Tumor Cell Line Assays
Tumour cells evade immune system detection through a variety of methods, free from the usual constraints of cytotoxic T cells that would normally kill mutant cells, they are able to grow unimpeded. Down regulating tumour cell inhibitory receptors and inducing immunogenic cell death are two approaches that are gaining traction to de-cloak tumour cells and make them visible to the immune system.
Charles River have a range of tumour cell line assays to model this environment:
- Modulation of inhibitory ligand expression
- Immunogenic cell death
- PDX cell line analysis
Modulation of inhibitory ligand expression
Enhancing tumour cell susceptibility; the ability of novel compounds to modulate the expression of immune recognition and inhibitory receptors can be assessed in screening assays. Compounds can be profiled for their ability to downregulate combinations of inhibitory ligands and/or modulate MHC expression. Breakthrough clinical therapies target these ligands and their receptors to achieve paradigm shifting success. However, these treatments are effective in minority of patients. Efficacy can be improved through combination therapies, however with >30 checkpoint receptors identified, a greater understanding of what regulates tumour cell inhibitory ligand expression and what combinational blockades are required. No one tumour cell line expresses the complete inhibitory ligand repertoire. But through screening multiple tumour cell lines we can identify lines that express the desired expression profile (under basal or stimulated conditions) to aid drug development. The consequence of regulating tumour inhibitory ligands can then be further probed through downstream assay’s such as cytotoxic T cell depending killing.

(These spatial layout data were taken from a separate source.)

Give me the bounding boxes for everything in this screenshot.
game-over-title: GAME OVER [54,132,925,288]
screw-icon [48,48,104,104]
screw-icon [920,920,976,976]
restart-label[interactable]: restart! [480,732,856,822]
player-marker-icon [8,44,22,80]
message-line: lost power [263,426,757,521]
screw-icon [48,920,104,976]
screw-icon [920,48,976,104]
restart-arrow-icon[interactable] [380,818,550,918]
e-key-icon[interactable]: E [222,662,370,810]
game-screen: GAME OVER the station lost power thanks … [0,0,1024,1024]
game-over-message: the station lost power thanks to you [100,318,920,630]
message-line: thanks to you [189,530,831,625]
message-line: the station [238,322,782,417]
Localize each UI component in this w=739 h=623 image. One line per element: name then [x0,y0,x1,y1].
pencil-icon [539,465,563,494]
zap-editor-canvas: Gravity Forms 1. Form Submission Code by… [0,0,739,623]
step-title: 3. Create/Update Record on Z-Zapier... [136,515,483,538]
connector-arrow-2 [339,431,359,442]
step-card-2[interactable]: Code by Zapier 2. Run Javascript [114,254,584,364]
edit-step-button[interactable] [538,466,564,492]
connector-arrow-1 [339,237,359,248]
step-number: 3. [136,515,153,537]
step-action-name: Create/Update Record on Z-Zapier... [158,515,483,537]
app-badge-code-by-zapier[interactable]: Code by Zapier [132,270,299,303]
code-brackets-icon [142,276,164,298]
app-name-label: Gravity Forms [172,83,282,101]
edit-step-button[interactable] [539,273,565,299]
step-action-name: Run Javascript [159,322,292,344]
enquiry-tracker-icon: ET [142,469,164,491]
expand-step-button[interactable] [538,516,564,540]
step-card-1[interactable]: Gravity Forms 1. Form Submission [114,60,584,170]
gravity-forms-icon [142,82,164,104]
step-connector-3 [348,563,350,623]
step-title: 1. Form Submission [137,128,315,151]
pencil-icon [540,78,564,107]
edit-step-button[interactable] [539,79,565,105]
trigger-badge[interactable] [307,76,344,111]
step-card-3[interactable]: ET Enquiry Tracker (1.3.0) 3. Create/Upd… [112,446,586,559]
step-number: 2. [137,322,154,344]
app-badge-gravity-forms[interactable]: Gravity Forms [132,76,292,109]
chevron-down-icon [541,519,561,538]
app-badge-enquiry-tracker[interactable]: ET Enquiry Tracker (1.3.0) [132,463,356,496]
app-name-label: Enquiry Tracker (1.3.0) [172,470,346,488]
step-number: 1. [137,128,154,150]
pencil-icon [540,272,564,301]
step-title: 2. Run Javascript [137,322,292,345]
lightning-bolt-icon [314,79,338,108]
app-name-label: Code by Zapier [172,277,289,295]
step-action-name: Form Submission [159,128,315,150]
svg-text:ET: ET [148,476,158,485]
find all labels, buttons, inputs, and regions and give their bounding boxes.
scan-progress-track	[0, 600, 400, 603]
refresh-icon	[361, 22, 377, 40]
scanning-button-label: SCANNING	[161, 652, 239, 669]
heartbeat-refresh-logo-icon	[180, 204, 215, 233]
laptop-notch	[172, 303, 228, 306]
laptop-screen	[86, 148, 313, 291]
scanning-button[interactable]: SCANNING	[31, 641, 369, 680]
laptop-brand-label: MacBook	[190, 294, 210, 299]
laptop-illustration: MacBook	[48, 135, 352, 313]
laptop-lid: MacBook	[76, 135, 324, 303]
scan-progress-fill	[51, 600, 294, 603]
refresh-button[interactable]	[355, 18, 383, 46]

Figure 1: Tumor cell profiling. A range of adherent and non-adherent tumour cells were stained for a panel of checkpoint markers. Example histogram of PD-L1, common inhibitory ligand only expressed in a subset of tumour cell lines. A tumour line of interest can selected for downstream assay depending on the expression profile and anticipated mechanism of action. Tumour cell line can be further manipulated through appropriate stimulation conditions to regulate the expression of specific checkpoint proteins (e.g. PD-L1 expression is substantially upregulated in response to IFNγ – not shown).
Immunogenic cell death
Certain chemotherapeutic agents are able to trigger a type of apoptotic cell death that also induces an effective anti-tumour response by the adaptive immune system, called “immunogenic cell death” (ICD). ICD relies on the establishment of stress responses that promote the spatiotemporally coordinated emission of endogenous danger signals from dying cells. These signals are known as damage-associated molecular patterns (DAMPs). Three DAMPs are recognised as vital for the ICD of cancer cells: calreticulin (CRT), which is exposed on the cell surface, the secretion of ATP and passively-released high mobility group protein B1 (HMGB1). Several anti-cancer agents that have been successfully employed in the clinic for decades, such as oxaliplatin, cyclophosphamide and paclitaxel, have since been found to elicit active immunological anti-tumour responses via ICD.
However, if the chemotherapeutic agent fails to induce one (or more) of these DAMPs, then the ICD response is completely compromised.
The gold-standard approach to evaluate the ability of a specific agent to ICD is an in vivo model, which is inherently incompatible with the high-throughput screening of new compounds. Since the molecular characteristics of ICD are well established, it is possible to screen large numbers of compounds in vitro with cultured cancer cells using calreticulin, ATP and HMGB1 as surrogate markers of ICD. Compounds that successfully induce all three of these markers in vitro could then be progressed to confirmatory in vivo testing.
Charles River has established an in vitro ICD assay based on the detection of the surrogate markers in both human and murine models of cancer cell lines to help our clients to screen potential ICD inducers.
Figure 2: Profile of U20S cells induced with chemotherapeutic agents. U2OS tumour cells were treated with chemotherapeutic agents known to induce ICD (Oxaliplatin or Paclitaxel) or non-ICD (Cisplatin). ATP release, Calreticulin expression and HMGB1 supernatant levels were monitors by GloMax, FACS and ELISA respectively. Dashed lines represent untreated controls. Error bars denote SEM.